Engineering

The error message said "not configured." It was configured.

The most expensive bug isn't the failure, it's the failure that names the wrong cause.

ASR

Apollo Space Research

Apollo Space

· 10 min read

A request died at 2am. The error in the log was four words long: integration not configured. So the on-call engineer did the obvious, responsible thing, opened the settings, checked the credential, re-entered it, restarted the service, watched it fail again. Checked a second credential. Read the setup guide. Three hours in, with the sun coming up, someone finally pulled the raw call and saw the truth: the integration was configured perfectly. The provider on the other end had simply timed out, and somewhere in the stack a generic handler had translated I couldn’t reach them into you set this up wrong.

Nobody wrote bad code that night. The bug was real and ten minutes from fixed. The three hours went to the four words that pointed the wrong way.

The most expensive bug isn’t the failure, it’s the failure that names the wrong cause.

This post is about why those four words cost so much, why almost every system produces them by default, and the discipline that makes an error describe what actually happened instead of what someone guessed.

The bug that lies is worse than the bug that crashes

Start with the two failures every engineer has met, and notice which one you’d rather have.

The first is the honest crash.
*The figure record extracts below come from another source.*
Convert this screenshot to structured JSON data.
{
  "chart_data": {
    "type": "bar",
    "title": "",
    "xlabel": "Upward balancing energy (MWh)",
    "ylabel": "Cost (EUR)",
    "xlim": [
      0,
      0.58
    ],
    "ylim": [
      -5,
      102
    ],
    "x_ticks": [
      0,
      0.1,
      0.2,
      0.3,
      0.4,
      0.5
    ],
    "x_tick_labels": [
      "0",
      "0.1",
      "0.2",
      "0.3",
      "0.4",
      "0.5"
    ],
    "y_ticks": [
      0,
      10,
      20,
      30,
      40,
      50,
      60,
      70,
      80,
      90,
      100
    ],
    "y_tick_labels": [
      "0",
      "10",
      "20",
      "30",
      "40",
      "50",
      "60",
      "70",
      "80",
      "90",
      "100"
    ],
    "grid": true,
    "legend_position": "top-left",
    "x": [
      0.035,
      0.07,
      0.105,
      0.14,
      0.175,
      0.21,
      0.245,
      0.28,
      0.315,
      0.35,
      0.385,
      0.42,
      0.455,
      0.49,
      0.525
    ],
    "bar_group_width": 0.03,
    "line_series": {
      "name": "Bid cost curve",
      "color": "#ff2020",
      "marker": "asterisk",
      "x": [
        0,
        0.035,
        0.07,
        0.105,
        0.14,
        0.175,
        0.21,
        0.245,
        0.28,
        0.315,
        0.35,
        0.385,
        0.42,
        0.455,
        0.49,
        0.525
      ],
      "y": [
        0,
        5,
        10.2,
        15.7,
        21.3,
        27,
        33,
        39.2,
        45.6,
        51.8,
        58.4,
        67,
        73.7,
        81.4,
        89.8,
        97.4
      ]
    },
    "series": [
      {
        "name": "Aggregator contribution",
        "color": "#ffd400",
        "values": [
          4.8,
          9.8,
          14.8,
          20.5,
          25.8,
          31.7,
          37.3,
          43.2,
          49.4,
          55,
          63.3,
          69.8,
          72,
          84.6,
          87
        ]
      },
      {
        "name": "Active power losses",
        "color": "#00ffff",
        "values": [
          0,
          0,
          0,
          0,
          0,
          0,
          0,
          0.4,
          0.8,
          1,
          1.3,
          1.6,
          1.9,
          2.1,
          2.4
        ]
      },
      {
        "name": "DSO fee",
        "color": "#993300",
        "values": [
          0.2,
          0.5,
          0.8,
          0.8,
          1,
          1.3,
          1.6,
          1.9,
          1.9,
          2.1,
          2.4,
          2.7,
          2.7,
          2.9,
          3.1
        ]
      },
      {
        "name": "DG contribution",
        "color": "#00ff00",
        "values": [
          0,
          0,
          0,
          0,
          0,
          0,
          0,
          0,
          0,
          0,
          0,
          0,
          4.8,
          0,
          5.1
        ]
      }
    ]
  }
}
Something falls over, the stack trace points at the exact line, and you fix it. It’s annoying, sometimes at a terrible hour, but it doesn’t waste you, the failure and its cause are the same object, sitting in the same place. You read it, you believe it, you’re done.

The second is the failure that names the wrong cause. The system breaks for reason A and reports reason B. Now your debugging is aimed at a target that was never broken. Every hour you spend “fixing” B is worse than wasted, because at the end of it the thing still fails and you’ve now convinced yourself the part that’s actually broken is fine, you just checked it. The lie doesn’t just cost time. It actively steers you away from the answer and leaves you more confident in the wrong model than when you started.

A crash costs you minutes. A misnamed failure costs you the hours you spend trusting it.

This is why a generic error handler is so seductive and so dangerous. It looks like care. Every failure gets caught, every failure gets a tidy message, nothing leaks an ugly trace to the user. But a handler that catches everything and labels it with one of three friendly strings has thrown away the one thing that mattered: what specifically went wrong. It traded the messy truth for a clean lie. The most expensive bug isn’t the failure, it’s the failure that names the wrong cause, and tidy error handling manufactures those at scale.

Two lanes from one failure: a provider timeout. In the naming lane, a generic handler labels it 'not configured', a human hunts the config for hours, and the fix never touches the real fault. In the evidence lane, the captured cause says the provider call timed out at the boundary, which points straight at the fix.

The naive version: catch it, name it, move on

The way most systems get here is not negligence. It’s the most reasonable-looking line of code you can write.

A call somewhere might fail, so you wrap it. The wrapper catches the exception, and now you have to say something to whoever’s downstream. You don’t have time, at the moment you’re writing the wrapper, to enumerate every way the call could go wrong, the network, the auth, the rate limit, the malformed response, the provider being down, the provider being up but slow. So you pick the most common cause you can think of, write a message for that, and ship it. Probably it’s a config problem. Let’s say “not configured.”

It works. For months. The first hundred times the call fails, it really is a config problem, and the message is right, and everyone’s happy. Then one night the call fails for the hundred-and-first reason, a timeout, and the message says exactly what it always said, and it’s a lie, and nobody knows, because the message has been trustworthy for so long that no one thinks to doubt it.

That’s the trap. The naive handler isn’t wrong on day one. It’s wrong on the day the failure mode changes, and by then everyone has learned to trust it. You don’t get punished for the guess when you write it. You get punished months later, at 2am, by an engineer who has no reason to suspect the words on the screen.

And the deeper problem: the handler had the truth and threw it away. At the instant the exception was caught, the system knew it was a timeout, the exception type said so, the elapsed time said so, the absence of any response said so. All of that was in hand. The handler looked at a rich, specific failure and flattened it into a string someone typed weeks earlier from a guess. The information loss happened on purpose, in the name of a clean message.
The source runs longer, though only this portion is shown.